Chapter Spotlight: Dallas-Fort Worth SSN Builds Local Connections after Pandemic Shutdowns

Director of Communications

“I was thrilled to meet with SSN scholars because timely, insightful commentary from academics is a critical part of our state’s ongoing dialogue about important issues.” - Ryan Sanders, Commentary Editor, Dallas Morning News

The Dallas-Fort Worth area of Texas has been growing for years. With a population of over six million, it is an economic powerhouse and a diverse part of the state that is constantly evolving. That’s exactly why Dallas-Fort Worth SSN chapter leader Eugenia Gorina was excited to help build out the chapter this year.

“North Texas is a region that is very economically and socially vibrant. But the area is also grappling with the impacts of fast economic growth and a variety of social and political challenges that come with that, from school finance to the energy transitions,” she told SSN. “So in developing this chapter, I have a vision that the conversation between academics, policymakers, and also general audiences here can be more robust. The region has the potential to shape itself in ways that are reflective of fundamental democratic values and social and economic progress, and academics can play a big role in that.”

Evgenia Headshot
Eugenia Gorina

The idea for a Dallas-Fort Worth chapter started in late 2019 when SSN hosted an in-person policy workshop for scholars in the area. The event brought together researchers from universities across the region to learn about how their work could impact policy, both federally and in their backyard. But when the COVID pandemic hit just a few months after the workshop, it shut down any subsequent in-person gatherings and put an extra strain on the capacity of engaged local scholars, making organizing a new chapter a difficult task. Nevertheless, SSN members including Alex Piquero, Meghna Sabharwal, and Timothy Bray helped to start the chapter amidst the upheaval caused by the pandemic and laid the groundwork for what’s to come.

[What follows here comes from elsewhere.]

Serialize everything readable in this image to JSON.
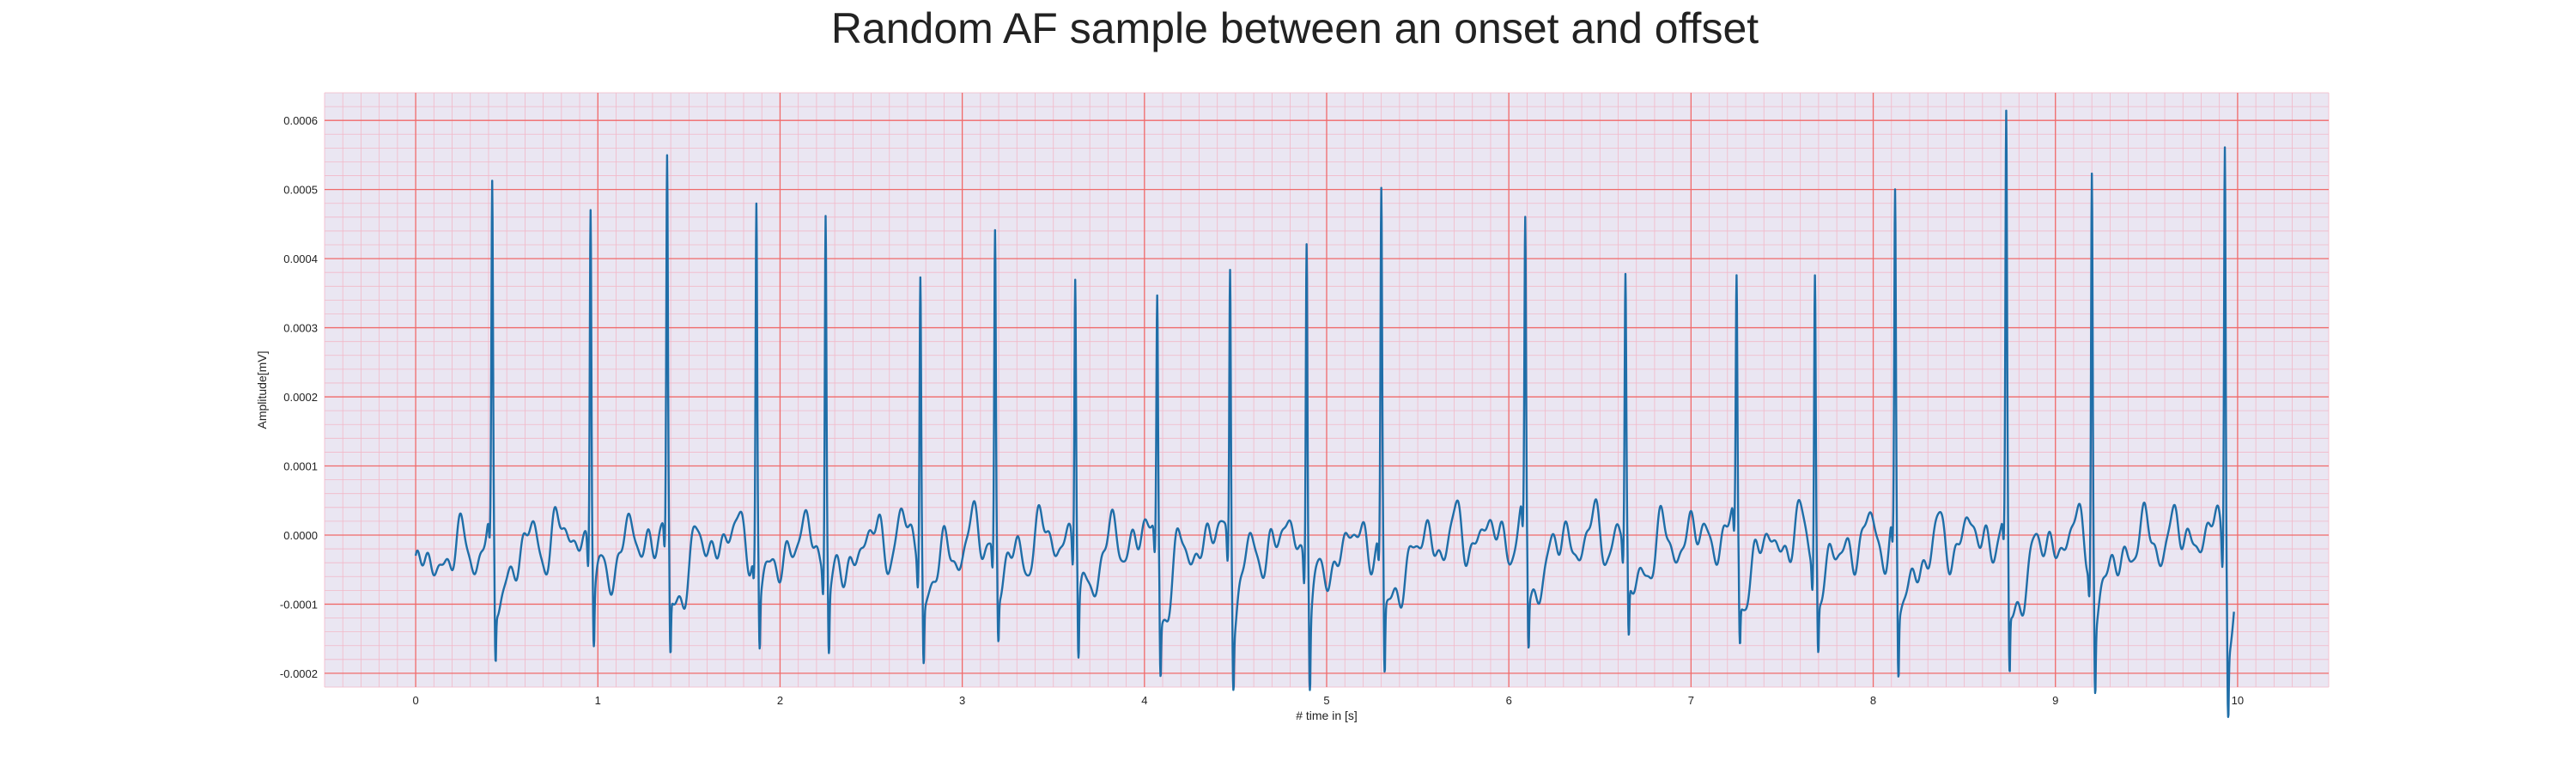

Now, a couple of years later, the Dallas-Fort Worth SSN chapter is building momentum with Eugenia Gorina and Timothy Bray as co-leaders. And to start things off, the new chapter organized an OpEd writing workshop that taught local academics how to translate their research into compelling and timely opinion pieces for news outlets. The workshop featured two editors from the local Dallas Morning News, the top newspaper for the region, who share Gorina’s vision for the role academics can and should play in north Texas’ future:

“I was thrilled to meet with SSN scholars because timely, insightful commentary from academics is a critical part of our state’s ongoing dialogue about important issues,” said Ryan Sanders, Commentary Editor for the Dallas Morning News. “Researchers provide data-informed, non-partisan opinions on policies that affect our readers. The better informed readers are, the better our journalism is. The better informed voters are, the stronger our democracy becomes. This is what we need more of!”

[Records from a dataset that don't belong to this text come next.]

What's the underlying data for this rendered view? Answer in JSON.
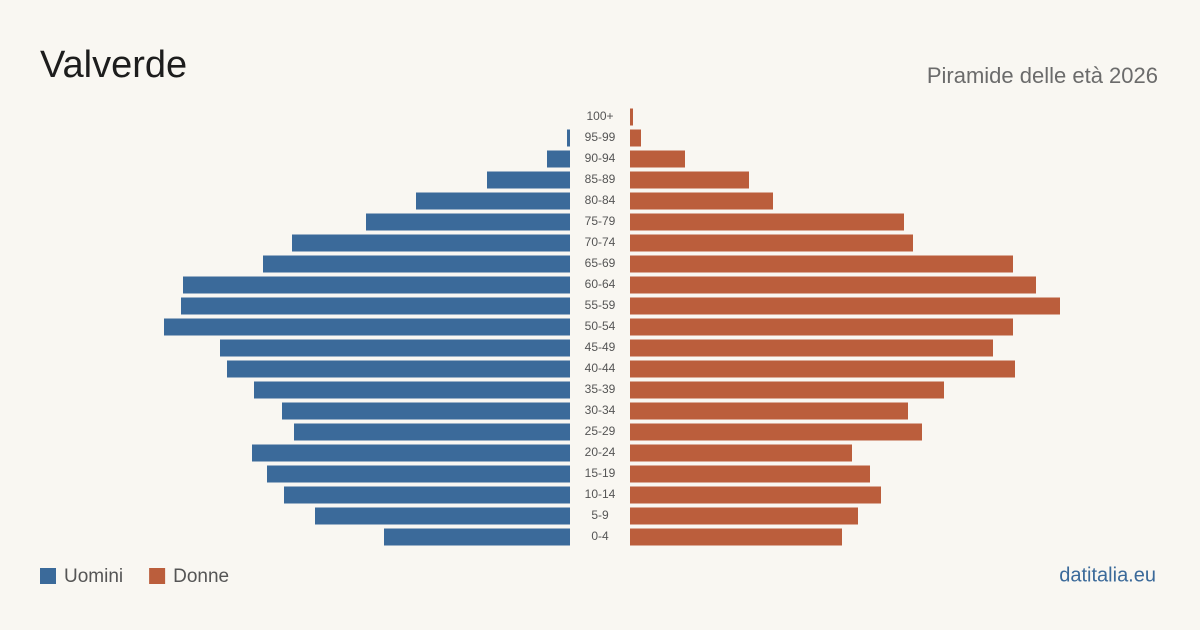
{
  "chart_data": {
    "type": "pyramid",
    "title": "Valverde",
    "subtitle": "Piramide delle età 2026",
    "source": "datitalia.eu",
    "categories": [
      "100+",
      "95-99",
      "90-94",
      "85-89",
      "80-84",
      "75-79",
      "70-74",
      "65-69",
      "60-64",
      "55-59",
      "50-54",
      "45-49",
      "40-44",
      "35-39",
      "30-34",
      "25-29",
      "20-24",
      "15-19",
      "10-14",
      "5-9",
      "0-4"
    ],
    "series": [
      {
        "name": "Uomini",
        "color": "#3b6a9a",
        "values": [
          0,
          3,
          23,
          83,
          154,
          204,
          278,
          307,
          387,
          389,
          406,
          350,
          343,
          316,
          288,
          276,
          318,
          303,
          286,
          255,
          186
        ]
      },
      {
        "name": "Donne",
        "color": "#bb5e3c",
        "values": [
          3,
          11,
          55,
          119,
          143,
          274,
          283,
          383,
          406,
          430,
          383,
          363,
          385,
          314,
          278,
          292,
          222,
          240,
          251,
          228,
          212
        ]
      }
    ]
  }
}
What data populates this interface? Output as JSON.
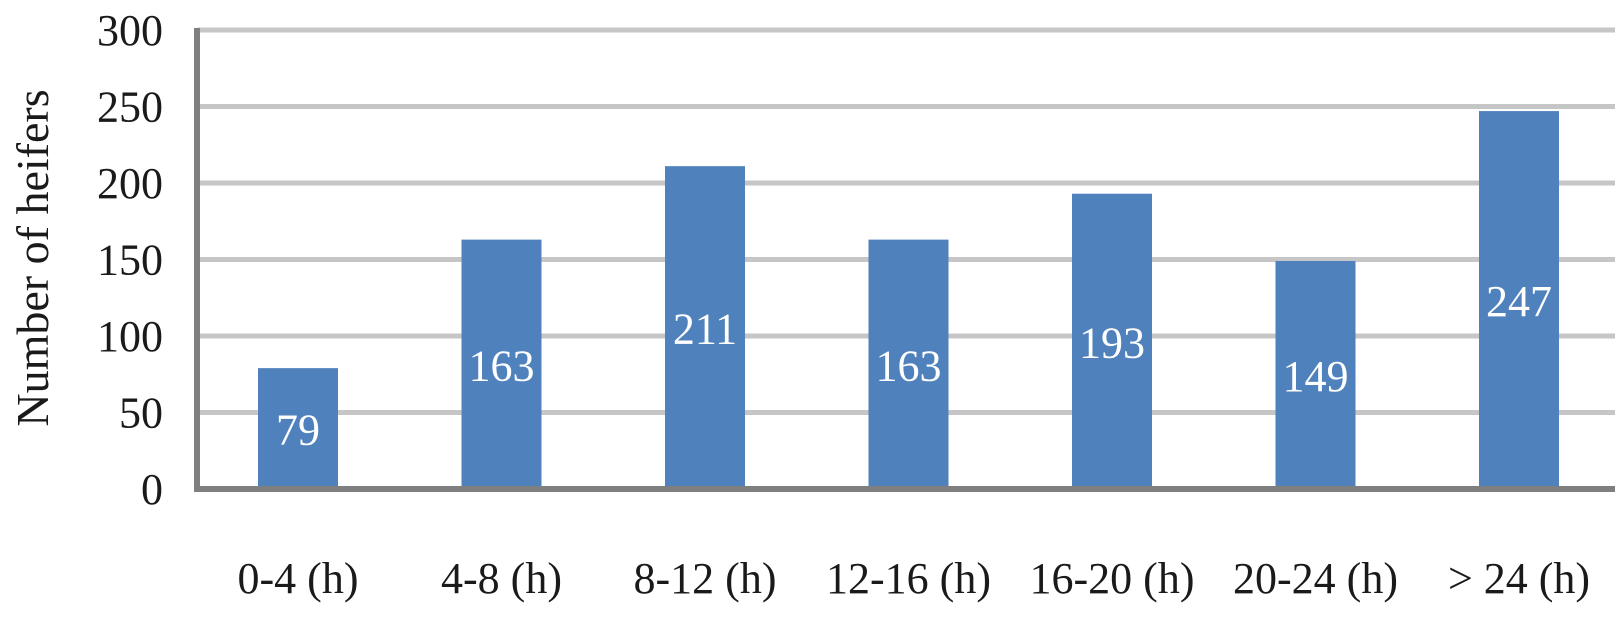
{
  "chart_data": {
    "type": "bar",
    "categories": [
      "0-4 (h)",
      "4-8 (h)",
      "8-12 (h)",
      "12-16 (h)",
      "16-20 (h)",
      "20-24 (h)",
      "> 24 (h)"
    ],
    "values": [
      79,
      163,
      211,
      163,
      193,
      149,
      247
    ],
    "data_labels": [
      "79",
      "163",
      "211",
      "163",
      "193",
      "149",
      "247"
    ],
    "title": "",
    "xlabel": "",
    "ylabel": "Number of heifers",
    "ylim": [
      0,
      300
    ],
    "yticks": [
      0,
      50,
      100,
      150,
      200,
      250,
      300
    ],
    "ytick_labels": [
      "0",
      "50",
      "100",
      "150",
      "200",
      "250",
      "300"
    ],
    "grid": true,
    "legend": "none",
    "bar_color": "#4f81bd"
  }
}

The mission of SSN is also something that directly speaks to Gorina’s research interests and areas of expertise. As an Associate Professor of Public and Nonprofit Management at UT Dallas, Gorina researches government financial sustainability, including work on city fiscal health, as well as work on migration and its economic and social effects. “In my research, I definitely see the value of sharing with people professional knowledge on how the state that many Texans are used to seeing rather negatively is in fact fundamentally important to the working of society,” Gorina said.

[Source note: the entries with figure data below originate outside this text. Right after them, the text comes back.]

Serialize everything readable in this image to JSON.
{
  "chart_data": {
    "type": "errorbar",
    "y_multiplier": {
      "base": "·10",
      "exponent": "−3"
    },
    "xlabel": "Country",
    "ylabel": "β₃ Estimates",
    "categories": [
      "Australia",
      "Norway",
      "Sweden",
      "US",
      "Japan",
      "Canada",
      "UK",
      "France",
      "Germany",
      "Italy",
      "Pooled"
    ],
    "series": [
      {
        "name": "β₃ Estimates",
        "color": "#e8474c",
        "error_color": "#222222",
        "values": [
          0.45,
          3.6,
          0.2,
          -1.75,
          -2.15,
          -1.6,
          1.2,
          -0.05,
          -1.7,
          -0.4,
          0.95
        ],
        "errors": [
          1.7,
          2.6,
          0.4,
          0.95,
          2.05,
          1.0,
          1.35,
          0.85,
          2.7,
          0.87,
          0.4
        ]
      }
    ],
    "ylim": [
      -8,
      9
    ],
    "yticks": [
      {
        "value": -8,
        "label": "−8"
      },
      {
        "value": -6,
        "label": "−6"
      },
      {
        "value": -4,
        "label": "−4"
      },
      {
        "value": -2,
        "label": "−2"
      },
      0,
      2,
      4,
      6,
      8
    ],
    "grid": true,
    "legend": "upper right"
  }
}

Looking forward to the spring semester, Gorina and Bray are excited to once again bring researchers together for an in-person policy engagement workshop similar to the workshop that kicked off the first efforts at organizing a Dallas-Fort Worth chapter years ago. The chapter also hopes to build their relationship with the Dallas Morning News to offer more opportunities for local researchers to share evidence-based arguments on some of the top issues in the state. And at the same time, Gorina and Bray are conducting outreach to local civic organizations, policymakers, and scholars to build out the network of the chapter, including organizing roundtables on some of the top issues in the region, like k-12 school funding. With the many changes that the north Texas region is experiencing, the chapter hopes to bring research and evidence to bear on critical policy decisions that need to be made in response.